Statik basınç geri kazanımı ile hava kanallarının hesaplanması ve ölçülendirilmesi kanal içindeki hava hızının düşmesi neticesi düşen hızın, başka bir deyişle azalan dinamik basıncın statik basınca dönüşmesi temel prensibine dayanır. Örneğin bir branşmanda, debi bölünmesi neticesi ana kanalda hava hızı düşecektir. Hava hızının ne kadar düşeceğini proje mühendisi belirler. Düşen hava hızı neticesinde de belirli miktarda statik basınç geri kazanılır. Branşmandaki konik veya prizmatik daralma (eğer öngörülmüşse) belirli bir miktarda basınç kaybına neden olur. Buna özel eleman basınç kaybı denir. Ancak hava debisi azaldığından kanal içindeki havanın hızı da düşer ve düşen hız kadar dinamik  basınç statik  basınca dönüşmüş  olur. Eğer statik  basınca  dönüşen hız düşümü özel eleman

basınç kaybından fazla ise statik basınç geri kazanılmış olur. Bu hesap tarzıyla klima santralından  tüm terminal ünitelerine kadar olan basınç kaybını eşit tutmak mümkündür. Manuel olarak yapılması oldukça zor ve uğraştırıcı olan bu hesap tarzı için bilgisayar yazılımları mevcuttur.

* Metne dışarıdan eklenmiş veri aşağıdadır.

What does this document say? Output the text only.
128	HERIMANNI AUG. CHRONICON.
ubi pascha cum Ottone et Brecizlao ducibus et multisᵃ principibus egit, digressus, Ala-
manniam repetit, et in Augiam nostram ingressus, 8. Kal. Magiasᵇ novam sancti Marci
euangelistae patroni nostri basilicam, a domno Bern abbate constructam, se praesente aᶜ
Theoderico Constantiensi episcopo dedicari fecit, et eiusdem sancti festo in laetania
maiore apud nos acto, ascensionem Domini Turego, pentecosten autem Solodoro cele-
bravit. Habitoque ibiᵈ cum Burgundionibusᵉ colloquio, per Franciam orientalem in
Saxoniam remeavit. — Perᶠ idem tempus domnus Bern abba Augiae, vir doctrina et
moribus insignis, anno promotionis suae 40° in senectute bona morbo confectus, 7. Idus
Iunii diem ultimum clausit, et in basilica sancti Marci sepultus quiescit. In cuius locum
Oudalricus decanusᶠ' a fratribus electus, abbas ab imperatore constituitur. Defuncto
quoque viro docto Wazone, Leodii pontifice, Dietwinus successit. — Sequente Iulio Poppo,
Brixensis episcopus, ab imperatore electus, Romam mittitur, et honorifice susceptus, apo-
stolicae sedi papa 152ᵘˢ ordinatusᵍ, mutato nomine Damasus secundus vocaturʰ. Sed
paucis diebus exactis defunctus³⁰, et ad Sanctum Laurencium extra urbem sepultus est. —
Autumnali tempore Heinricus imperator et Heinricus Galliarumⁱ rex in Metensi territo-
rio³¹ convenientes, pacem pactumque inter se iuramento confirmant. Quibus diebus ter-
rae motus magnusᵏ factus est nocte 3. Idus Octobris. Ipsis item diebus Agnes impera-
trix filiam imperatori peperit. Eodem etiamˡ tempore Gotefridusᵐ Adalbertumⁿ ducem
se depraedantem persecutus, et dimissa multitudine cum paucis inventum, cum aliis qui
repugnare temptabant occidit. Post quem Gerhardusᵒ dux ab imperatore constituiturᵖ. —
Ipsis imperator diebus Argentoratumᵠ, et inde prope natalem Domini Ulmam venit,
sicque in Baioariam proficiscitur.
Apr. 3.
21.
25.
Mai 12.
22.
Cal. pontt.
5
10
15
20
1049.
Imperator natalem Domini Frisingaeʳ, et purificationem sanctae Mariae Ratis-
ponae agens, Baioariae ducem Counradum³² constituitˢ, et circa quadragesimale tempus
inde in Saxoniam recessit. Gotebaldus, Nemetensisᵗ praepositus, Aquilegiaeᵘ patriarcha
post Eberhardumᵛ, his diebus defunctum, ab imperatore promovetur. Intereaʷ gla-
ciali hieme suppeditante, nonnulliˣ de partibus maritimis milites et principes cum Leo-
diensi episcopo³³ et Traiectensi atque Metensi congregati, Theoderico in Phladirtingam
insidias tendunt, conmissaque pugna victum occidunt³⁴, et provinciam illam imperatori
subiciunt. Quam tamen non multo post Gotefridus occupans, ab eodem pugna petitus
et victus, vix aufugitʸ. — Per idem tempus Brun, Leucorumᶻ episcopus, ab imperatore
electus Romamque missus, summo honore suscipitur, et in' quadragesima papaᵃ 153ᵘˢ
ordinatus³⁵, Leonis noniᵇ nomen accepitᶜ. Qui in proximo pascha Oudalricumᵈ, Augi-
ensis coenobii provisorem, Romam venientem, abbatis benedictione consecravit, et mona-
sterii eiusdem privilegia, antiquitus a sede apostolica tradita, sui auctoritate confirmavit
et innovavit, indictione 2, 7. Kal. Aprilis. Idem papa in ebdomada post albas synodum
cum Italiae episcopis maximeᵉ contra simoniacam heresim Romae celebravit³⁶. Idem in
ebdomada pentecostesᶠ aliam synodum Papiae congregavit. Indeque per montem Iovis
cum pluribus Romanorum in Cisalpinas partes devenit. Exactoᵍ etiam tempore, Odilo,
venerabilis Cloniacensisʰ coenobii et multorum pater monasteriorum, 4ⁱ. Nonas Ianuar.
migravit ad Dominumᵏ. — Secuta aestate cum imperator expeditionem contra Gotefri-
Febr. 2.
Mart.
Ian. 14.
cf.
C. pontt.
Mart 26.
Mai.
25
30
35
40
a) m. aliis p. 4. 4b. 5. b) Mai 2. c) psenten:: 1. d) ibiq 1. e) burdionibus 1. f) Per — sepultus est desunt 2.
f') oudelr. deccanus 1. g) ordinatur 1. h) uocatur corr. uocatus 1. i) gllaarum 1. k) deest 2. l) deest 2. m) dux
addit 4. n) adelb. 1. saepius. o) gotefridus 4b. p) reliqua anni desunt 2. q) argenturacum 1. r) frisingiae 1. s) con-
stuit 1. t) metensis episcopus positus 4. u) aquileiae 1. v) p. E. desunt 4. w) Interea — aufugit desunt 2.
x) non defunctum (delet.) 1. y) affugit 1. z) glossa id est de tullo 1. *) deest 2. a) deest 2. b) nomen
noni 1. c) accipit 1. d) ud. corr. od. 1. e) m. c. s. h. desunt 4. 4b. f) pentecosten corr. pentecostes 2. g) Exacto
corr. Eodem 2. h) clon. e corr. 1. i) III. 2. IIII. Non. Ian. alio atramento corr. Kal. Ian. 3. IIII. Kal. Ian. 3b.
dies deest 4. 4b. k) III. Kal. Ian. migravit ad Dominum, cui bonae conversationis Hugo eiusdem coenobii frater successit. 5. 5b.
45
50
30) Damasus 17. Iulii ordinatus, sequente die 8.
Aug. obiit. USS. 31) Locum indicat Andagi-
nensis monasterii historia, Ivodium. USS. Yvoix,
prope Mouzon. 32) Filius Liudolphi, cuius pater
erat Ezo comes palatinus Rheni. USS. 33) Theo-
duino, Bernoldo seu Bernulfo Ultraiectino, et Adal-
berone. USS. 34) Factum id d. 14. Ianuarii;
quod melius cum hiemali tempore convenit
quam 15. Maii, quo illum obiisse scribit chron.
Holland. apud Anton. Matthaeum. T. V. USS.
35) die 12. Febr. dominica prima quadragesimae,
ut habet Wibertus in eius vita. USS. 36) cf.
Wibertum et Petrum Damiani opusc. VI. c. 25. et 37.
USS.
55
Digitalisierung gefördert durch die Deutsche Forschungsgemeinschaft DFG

VAV terminal üniteleri üzerindeki damperin kısma neticesi basınç kaybına neden olacağı ve bu sayede gerekli debi reglajını gerçekleştireceği varsayımı ile hareket edilmemeli, terminal ünitelerinin girişlerine kadar olan kanal basınç kayıplarının mümkün olduğunca eşit veya birbirine yakın olarak belirlenmesi yoluna gidilmelidir. Bu sayede VAV kontrolları daha kolay ve hassas olacak, gereksiz gürültü yaratılması ile enerji israfı engellenmiş olacaktır.

4.1.1.4. Öneriler.

4.1.1.1 sayılı bahiste VAV terminal ünitelerinin yerleştirilmesiyle ilgili bazı önemli hususlar anlatılmıştı. Bu konumuzda da kanal konstrüksiyonu ile ilgili ilave hususlara değineceğiz.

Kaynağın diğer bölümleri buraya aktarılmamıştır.